Sunday, November 23, 2014
A short response to Greg Sisk regarding the President's speech and order
Like Greg, I think that a Catholic must be a Catholic before he or she is a partisan and that it is entirely appropriate for leaders to invoke Biblical themes and words in public-policy speeches (although there seems to me to be a clear and tiresome double-standard used by most commentators with respect to such invocations). And, for what it's worth, I am inclined, at present, to think that the substance of the order is good policy. We do need, and have needed for a while (as both President Bush and Sen. McCain believed), "comprehensive" and just immigration reform.
I am not sure I'm on the same page, though, with respect to what I take to be Greg's suggestion that we can characterize the speech as "masterful" or make confident predictions about the President's political goodwill without first coming to some conclusions about the "legality of his executive order." A well-delivered speech with inspiring content is, it seems to me, praise-worthy if it is delivered in the context of an act that the speech's deliverer believes, in good faith, to be lawful. But, if delivered to defend an action that the deliverer believes or should know is not legally authorized, then it seems to me that even a speech that is excellent in terms of craft is not praise-worthy.

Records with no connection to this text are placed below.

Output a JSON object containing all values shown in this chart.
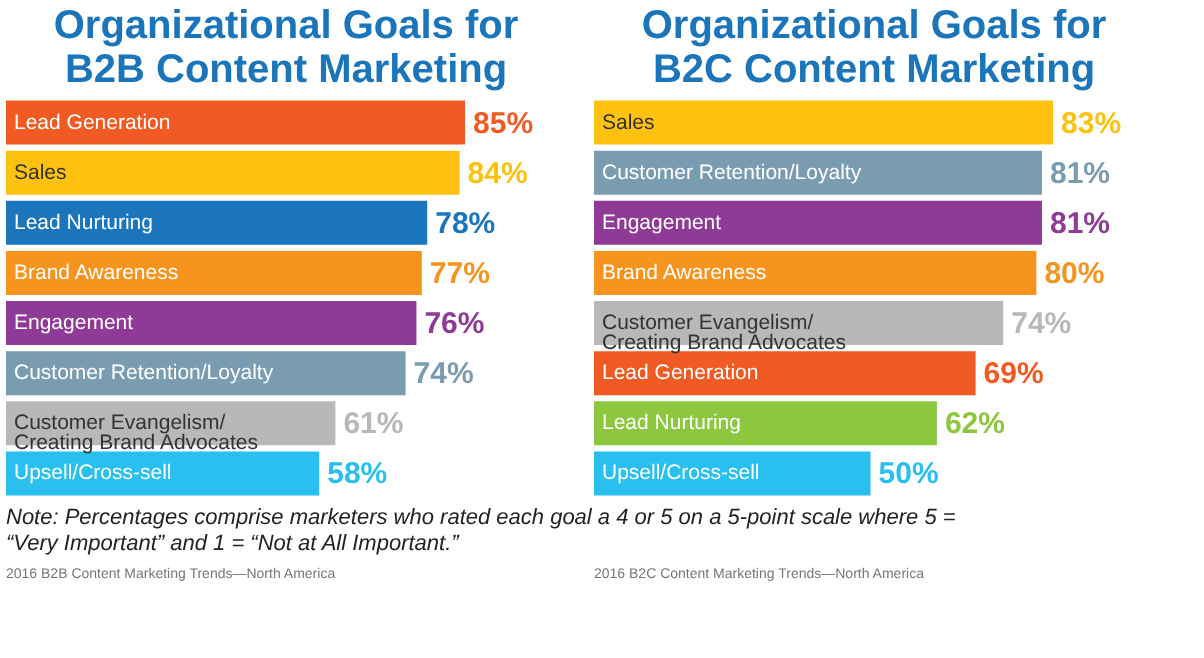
{
  "chart_data": [
    {
      "type": "bar",
      "orientation": "horizontal",
      "title": "Organizational Goals for\nB2B Content Marketing",
      "categories": [
        "Lead Generation",
        "Sales",
        "Lead Nurturing",
        "Brand Awareness",
        "Engagement",
        "Customer Retention/Loyalty",
        "Customer Evangelism/\nCreating Brand Advocates",
        "Upsell/Cross-sell"
      ],
      "values": [
        85,
        84,
        78,
        77,
        76,
        74,
        61,
        58
      ],
      "value_labels": [
        "85%",
        "84%",
        "78%",
        "77%",
        "76%",
        "74%",
        "61%",
        "58%"
      ],
      "colors": [
        "#f15a22",
        "#fdc20f",
        "#1a75bc",
        "#f7941d",
        "#8e3a96",
        "#7a9cb0",
        "#b8b8b8",
        "#29c0ef"
      ],
      "annotations": [
        "Note: Percentages comprise marketers who rated each goal a 4 or 5 on a 5-point scale where 5 = “Very Important” and 1 = “Not at All Important.”",
        "2016 B2B Content Marketing Trends—North America"
      ]
    },
    {
      "type": "bar",
      "orientation": "horizontal",
      "title": "Organizational Goals for\nB2C Content Marketing",
      "categories": [
        "Sales",
        "Customer Retention/Loyalty",
        "Engagement",
        "Brand Awareness",
        "Customer Evangelism/\nCreating Brand Advocates",
        "Lead Generation",
        "Lead Nurturing",
        "Upsell/Cross-sell"
      ],
      "values": [
        83,
        81,
        81,
        80,
        74,
        69,
        62,
        50
      ],
      "value_labels": [
        "83%",
        "81%",
        "81%",
        "80%",
        "74%",
        "69%",
        "62%",
        "50%"
      ],
      "colors": [
        "#fdc20f",
        "#7a9cb0",
        "#8e3a96",
        "#f7941d",
        "#b8b8b8",
        "#f15a22",
        "#8dc63f",
        "#29c0ef"
      ],
      "annotations": [
        "2016 B2C Content Marketing Trends—North America"
      ]
    }
  ]
}
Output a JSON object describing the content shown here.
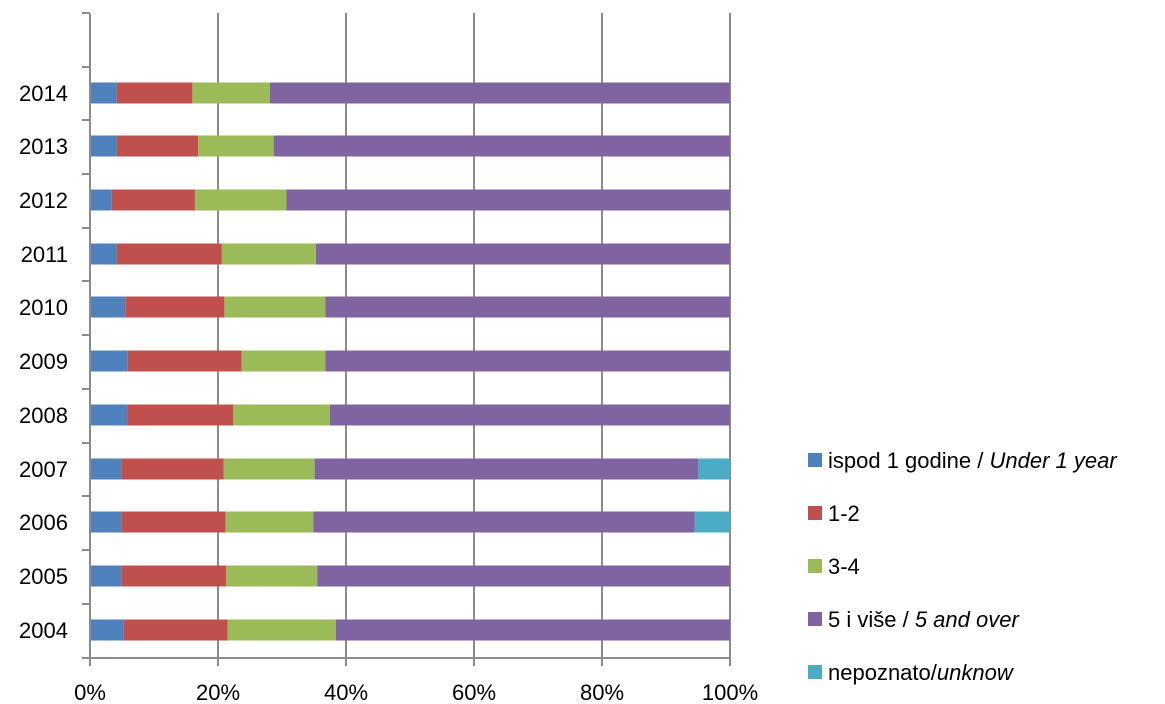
{
  "chart_data": {
    "type": "bar",
    "orientation": "horizontal",
    "stacked": "percent",
    "categories": [
      "2004",
      "2005",
      "2006",
      "2007",
      "2008",
      "2009",
      "2010",
      "2011",
      "2012",
      "2013",
      "2014"
    ],
    "series": [
      {
        "name_main": "ispod 1 godine / ",
        "name_italic": "Under 1 year",
        "color": "#4F81BD",
        "values": [
          5.3,
          4.9,
          4.9,
          4.9,
          5.8,
          5.9,
          5.5,
          4.2,
          3.4,
          4.2,
          4.2
        ]
      },
      {
        "name_main": "1-2",
        "name_italic": "",
        "color": "#C0504D",
        "values": [
          16.2,
          16.4,
          16.3,
          16.0,
          16.6,
          17.8,
          15.5,
          16.4,
          13.0,
          12.7,
          11.8
        ]
      },
      {
        "name_main": "3-4",
        "name_italic": "",
        "color": "#9BBB59",
        "values": [
          16.9,
          14.2,
          13.7,
          14.2,
          15.1,
          13.1,
          15.8,
          14.7,
          14.3,
          11.8,
          12.1
        ]
      },
      {
        "name_main": "5 i više / ",
        "name_italic": "5 and over",
        "color": "#8064A2",
        "values": [
          61.6,
          64.5,
          59.6,
          59.9,
          62.5,
          63.2,
          63.2,
          64.7,
          69.3,
          71.3,
          71.9
        ]
      },
      {
        "name_main": "nepoznato/",
        "name_italic": "unknow",
        "color": "#4BACC6",
        "values": [
          0,
          0,
          5.5,
          5.0,
          0,
          0,
          0,
          0,
          0,
          0,
          0
        ]
      }
    ],
    "x_ticks": [
      "0%",
      "20%",
      "40%",
      "60%",
      "80%",
      "100%"
    ],
    "xlim": [
      0,
      100
    ],
    "grid": "vertical",
    "legend_position": "right"
  }
}
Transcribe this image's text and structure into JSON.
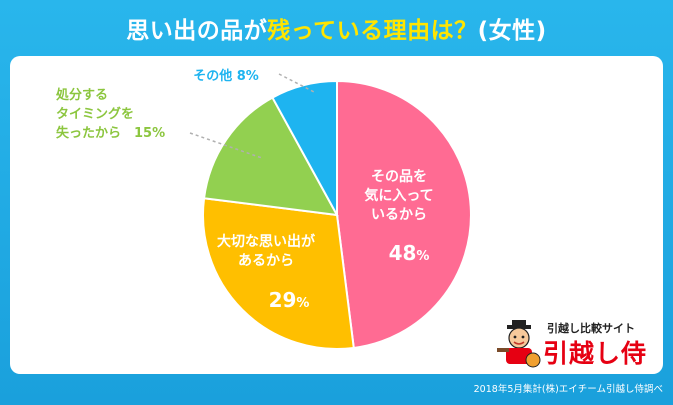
{
  "title": {
    "part1": "思い出の品が",
    "part2": "残っている理由は？",
    "part3": "(女性)"
  },
  "chart_data": {
    "type": "pie",
    "start": "12 o'clock",
    "direction": "clockwise",
    "slices": [
      {
        "lines": [
          "その品を",
          "気に入って",
          "いるから"
        ],
        "value": 48,
        "value_label": "48",
        "unit": "%",
        "color": "#ff6b93",
        "text_color": "#ffffff",
        "label_position": "inside"
      },
      {
        "lines": [
          "大切な思い出が",
          "あるから"
        ],
        "value": 29,
        "value_label": "29",
        "unit": "%",
        "color": "#ffbf00",
        "text_color": "#ffffff",
        "label_position": "inside"
      },
      {
        "lines": [
          "処分する",
          "タイミングを",
          "失ったから　15%"
        ],
        "value": 15,
        "color": "#92d050",
        "text_color": "#8cc63f",
        "label_position": "outside-left"
      },
      {
        "lines": [
          "その他 8%"
        ],
        "value": 8,
        "color": "#1eb4f0",
        "text_color": "#1eb4f0",
        "label_position": "outside-top"
      }
    ]
  },
  "logo": {
    "subtitle": "引越し比較サイト",
    "name": "引越し侍"
  },
  "footnote": "2018年5月集計(株)エイチーム引越し侍調べ",
  "colors": {
    "background": "#1aa0dc",
    "title_highlight": "#ffe500",
    "panel": "#ffffff",
    "logo_red": "#e60012"
  }
}
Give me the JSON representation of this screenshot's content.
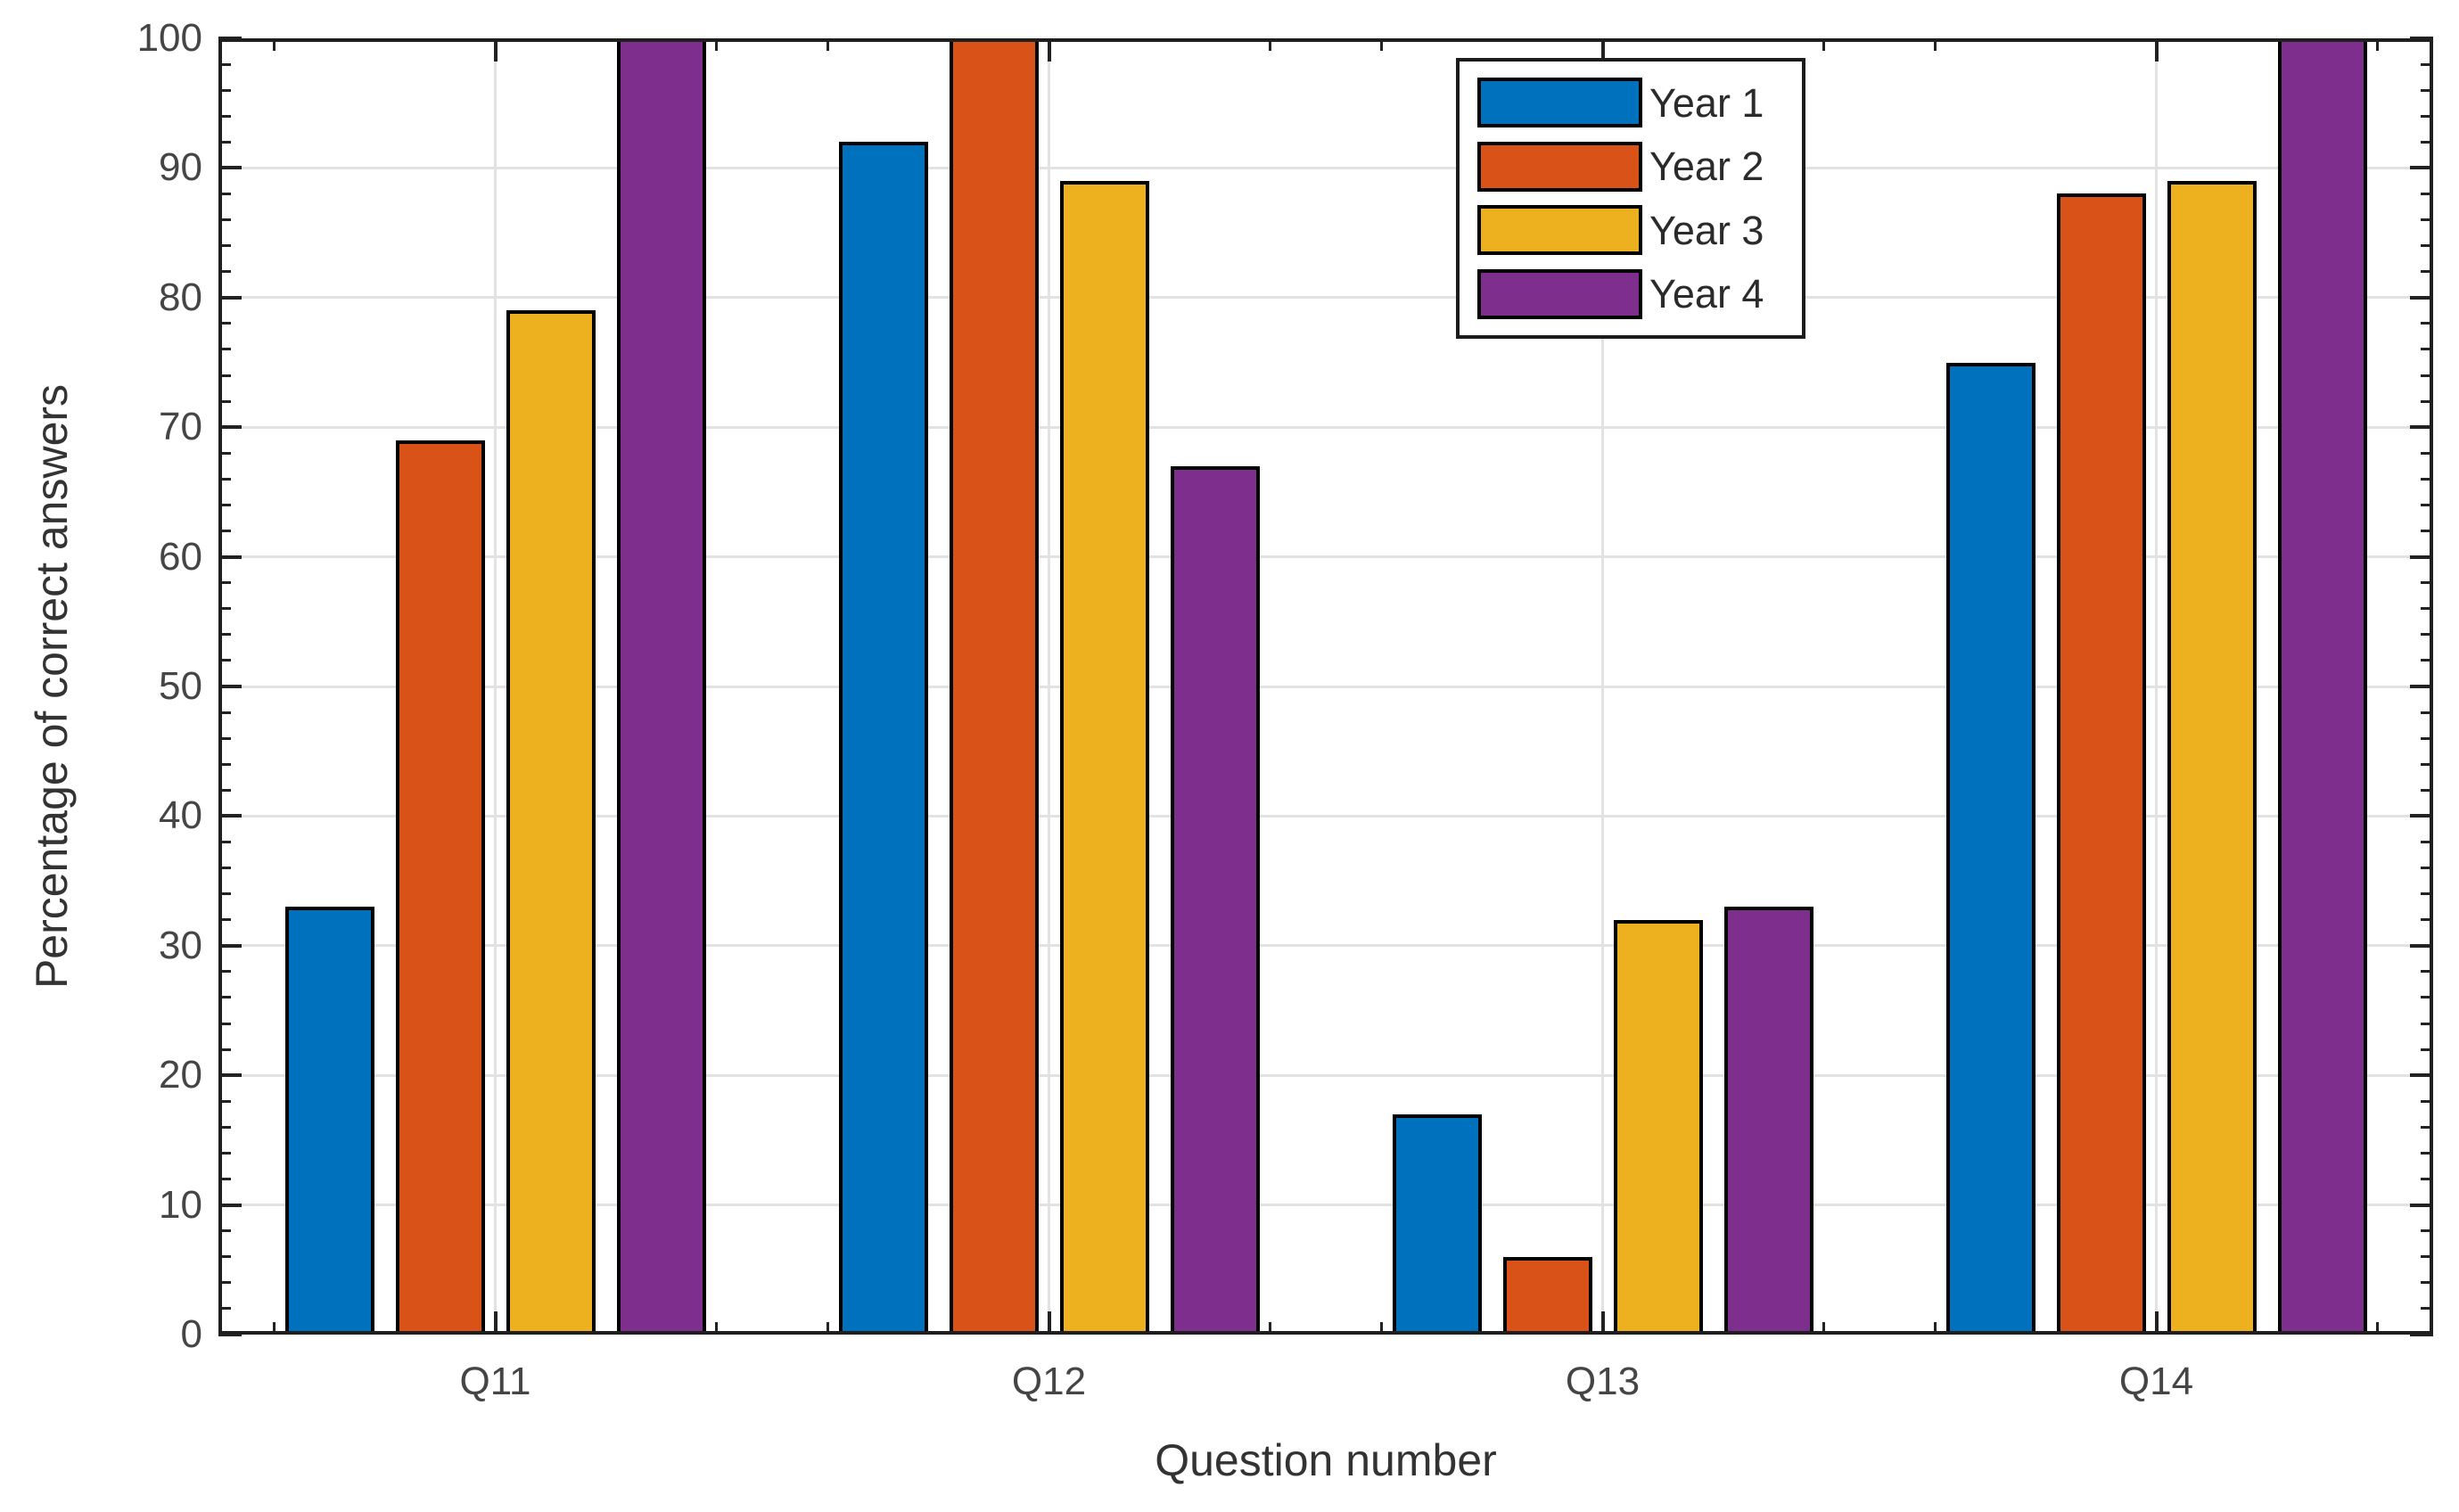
{
  "figure": {
    "background_color": "#ffffff"
  },
  "chart_data": {
    "type": "bar",
    "title": "",
    "xlabel": "Question number",
    "ylabel": "Percentage of correct answers",
    "categories": [
      "Q11",
      "Q12",
      "Q13",
      "Q14"
    ],
    "series": [
      {
        "name": "Year 1",
        "color": "#0072BD",
        "values": [
          33,
          92,
          17,
          75
        ]
      },
      {
        "name": "Year 2",
        "color": "#D95319",
        "values": [
          69,
          100,
          6,
          88
        ]
      },
      {
        "name": "Year 3",
        "color": "#EDB120",
        "values": [
          79,
          89,
          32,
          89
        ]
      },
      {
        "name": "Year 4",
        "color": "#7E2F8E",
        "values": [
          100,
          67,
          33,
          100
        ]
      }
    ],
    "ylim": [
      0,
      100
    ],
    "yticks": [
      0,
      10,
      20,
      30,
      40,
      50,
      60,
      70,
      80,
      90,
      100
    ],
    "ytick_step": 10,
    "y_minor_step": 2,
    "grid": "on",
    "gridline_color": "#e2e2e2",
    "bar_edge_color": "#000000",
    "axis_color": "#222222",
    "legend": {
      "position": "top-right",
      "labels": [
        "Year 1",
        "Year 2",
        "Year 3",
        "Year 4"
      ]
    }
  }
}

Respect for the rule of law -- which, in our context, means respect for the structural features and limits in our Constitution and for the President's obligation, even if he or she is frustrated by Congress's failure to enact the legislation he or she would like to see enacted, to faithfully execute the laws Congress has made -- is, it seems to me, as "Catholic" a principle as is welcoming solidarity with the immigrant and the stranger. (And again, to be clear, I believe that our immigration policies should be in keeping with this welcoming solidarity.)
All that said, I do not yet have a firm view on the issue of the order's legality, but I do have serious concerns and questions. And, I believe that even those of us who approve of the substance of the order should care, a lot, about whether the order really is within the President's constitutional authority. We should be troubled -- conservatives and liberals, Catholics who embrace the Church's social teachings those of us who support immigration reform, all of us -- by what seems to me to be the widespread attitude that the "power" question does not really matter, as long as we like the policy, and that Congress's failure (or, shouldn't we say, decision not) to act somehow creates power in the Executive.